Why Synaptic Gaming?
- The IM Generation – the generation of instant media, instant messaging, and instant “me” – consists of approximately 72 million boys and girls in the United States between the ages of 6 and 20 (U.S. Census Bureau, 2006).
- Boys and girls are receiving the same educational opportunities but girls are losing their interest in math and computers around age 12.
- University of Texas at Dallas’ Center for Information Technology Management, (a partner of Synaptic Gaming), has an initiative to increase girls’ interest in math and computer science beyond the age of 12 by getting teenage girls more interested in computer games and playing computer games on a regular basis.
- "The fact we must remember is that we are educating students for a world that will not be ours but will be theirs," Dr.

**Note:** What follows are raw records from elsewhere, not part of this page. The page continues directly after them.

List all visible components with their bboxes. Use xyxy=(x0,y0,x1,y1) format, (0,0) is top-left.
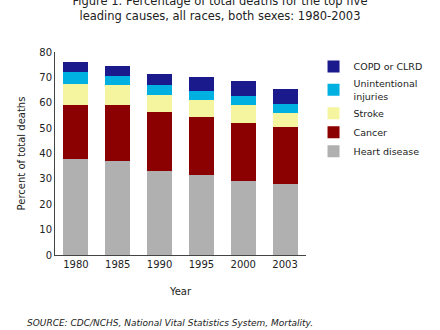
svg-text:Figure 1. Percentage of total: Figure 1. Percentage of total deaths for… xyxy=(73,0,368,23)
svg-text:30: 30 xyxy=(39,173,52,184)
svg-text:10: 10 xyxy=(39,224,52,235)
svg-text:50: 50 xyxy=(39,123,52,134)
svg-text:60: 60 xyxy=(39,97,52,108)
svg-text:Heart disease: Heart disease xyxy=(354,146,420,157)
svg-text:70: 70 xyxy=(39,72,52,83)
svg-text:Year: Year xyxy=(169,286,192,297)
svg-text:Percent of total deaths: Percent of total deaths xyxy=(16,97,27,211)
svg-text:Stroke: Stroke xyxy=(354,108,384,119)
svg-text:Unintentionalinjuries: Unintentionalinjuries xyxy=(354,78,418,101)
svg-text:40: 40 xyxy=(39,148,52,159)
svg-text:SOURCE: CDC/NCHS, National Vit: SOURCE: CDC/NCHS, National Vital Statist… xyxy=(27,318,313,328)
svg-text:20: 20 xyxy=(39,199,52,210)
svg-text:1985: 1985 xyxy=(105,259,130,270)
svg-text:1990: 1990 xyxy=(147,259,172,270)
svg-text:1980: 1980 xyxy=(63,259,88,270)
svg-text:COPD or CLRD: COPD or CLRD xyxy=(354,61,423,72)
svg-text:0: 0 xyxy=(46,250,52,261)
svg-text:2000: 2000 xyxy=(231,259,256,270)
svg-text:2003: 2003 xyxy=(272,259,297,270)
svg-text:Cancer: Cancer xyxy=(354,127,388,138)
svg-text:1995: 1995 xyxy=(189,259,214,270)
svg-text:80: 80 xyxy=(39,47,52,58)
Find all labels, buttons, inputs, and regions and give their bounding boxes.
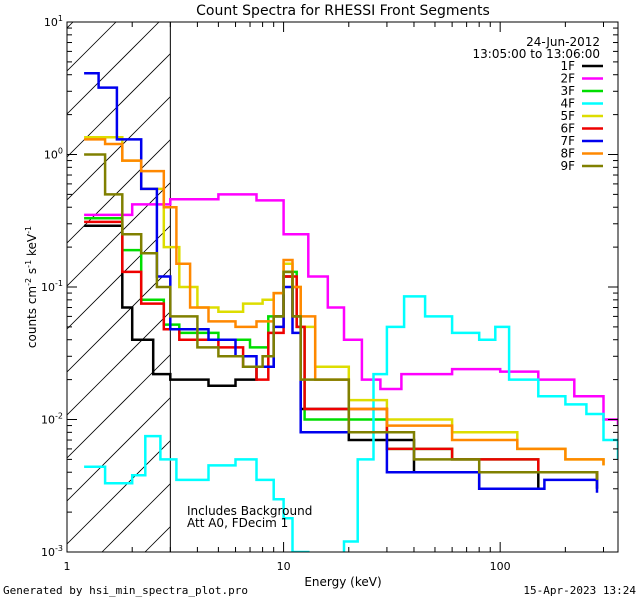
- hatch-line: [67, 22, 74, 29]
- legend-label-9F: 9F: [560, 159, 575, 173]
- hatch-line: [101, 483, 171, 552]
- hatch-line: [67, 268, 171, 373]
- y-tick-label: 10-1: [41, 279, 63, 294]
- series-8F: [84, 138, 605, 466]
- x-tick-label: 1: [64, 560, 71, 573]
- legend-label-5F: 5F: [560, 109, 575, 123]
- annotation-line: Includes Background: [187, 504, 312, 518]
- hatch-line: [67, 22, 117, 72]
- legend-label-7F: 7F: [560, 134, 575, 148]
- legend-label-3F: 3F: [560, 84, 575, 98]
- legend-label-4F: 4F: [560, 97, 575, 111]
- hatch-line: [67, 96, 171, 201]
- hatch-line: [67, 225, 171, 330]
- hatch-line: [144, 526, 171, 552]
- hatched-region: [67, 22, 171, 552]
- legend-date: 24-Jun-2012: [526, 35, 600, 49]
- x-axis-label: Energy (keV): [304, 575, 381, 589]
- footer-generator-text: Generated by hsi_min_spectra_plot.pro: [3, 584, 249, 597]
- hatch-line: [67, 182, 171, 287]
- hatch-line: [67, 139, 171, 244]
- hatch-line: [67, 440, 171, 545]
- hatch-line: [67, 311, 171, 416]
- y-tick-label: 100: [44, 147, 63, 162]
- hatch-line: [67, 397, 171, 502]
- hatch-line: [67, 354, 171, 459]
- legend-label-6F: 6F: [560, 122, 575, 136]
- legend-label-1F: 1F: [560, 59, 575, 73]
- hatch-line: [67, 53, 171, 158]
- footer-timestamp: 15-Apr-2023 13:24: [523, 584, 636, 597]
- y-tick-label: 10-3: [41, 544, 63, 559]
- legend-label-8F: 8F: [560, 147, 575, 161]
- hatch-line: [67, 22, 160, 115]
- x-tick-label: 10: [277, 560, 291, 573]
- legend: 24-Jun-2012 13:05:00 to 13:06:00 1F2F3F4…: [473, 35, 603, 173]
- series-layer: [84, 72, 618, 552]
- y-axis-label: counts cm-2 s-1 keV-1: [24, 226, 39, 348]
- axes-layer: 1 10 100 10-3 10-2 10-1 100 101: [41, 14, 618, 573]
- legend-label-2F: 2F: [560, 72, 575, 86]
- series-2F: [84, 193, 618, 426]
- series-9F: [84, 153, 599, 480]
- annotation-line: Att A0, FDecim 1: [187, 516, 288, 530]
- y-tick-label: 101: [44, 14, 63, 29]
- y-tick-label: 10-2: [41, 412, 63, 427]
- legend-time-range: 13:05:00 to 13:06:00: [473, 47, 600, 61]
- x-tick-label: 100: [490, 560, 511, 573]
- series-6F: [84, 220, 599, 480]
- series-4F: [84, 295, 618, 552]
- chart-title: Count Spectra for RHESSI Front Segments: [196, 3, 490, 19]
- series-5F: [84, 135, 605, 466]
- series-7F: [84, 72, 599, 493]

Carlos P. Romulo. The IM generation learns as much, if not more, of the knowledge and skills needed to be contributing members of society outside of the traditional formal classroom setting as they do within their formal educational environment.
- “Of the 57 million American women 45 and up, nearly half – 25 million – are unmarried. American women are likely to spend more years of their lives single than with a significant other” (AARP, 2006). This group of women is the second most sought after consumer market. (Teenage girls are the most sought after consumer market.)
- “In a recent Oppenheimer Funds survey, 63 percent of women, versus 41 percent of men, admitted they didn’t know how a mutual fund worked” (AARP, 2006).
- For risk-adverse females, simulations and animation in a virtual world can provide the necessary feedback and may be the next best solution to learning in the School of Life, regardless of age.
- Synaptic Gaming’s products are targeted primarily to girls, young women, and mature women with design and content based on female’s preferences, interests and personalities.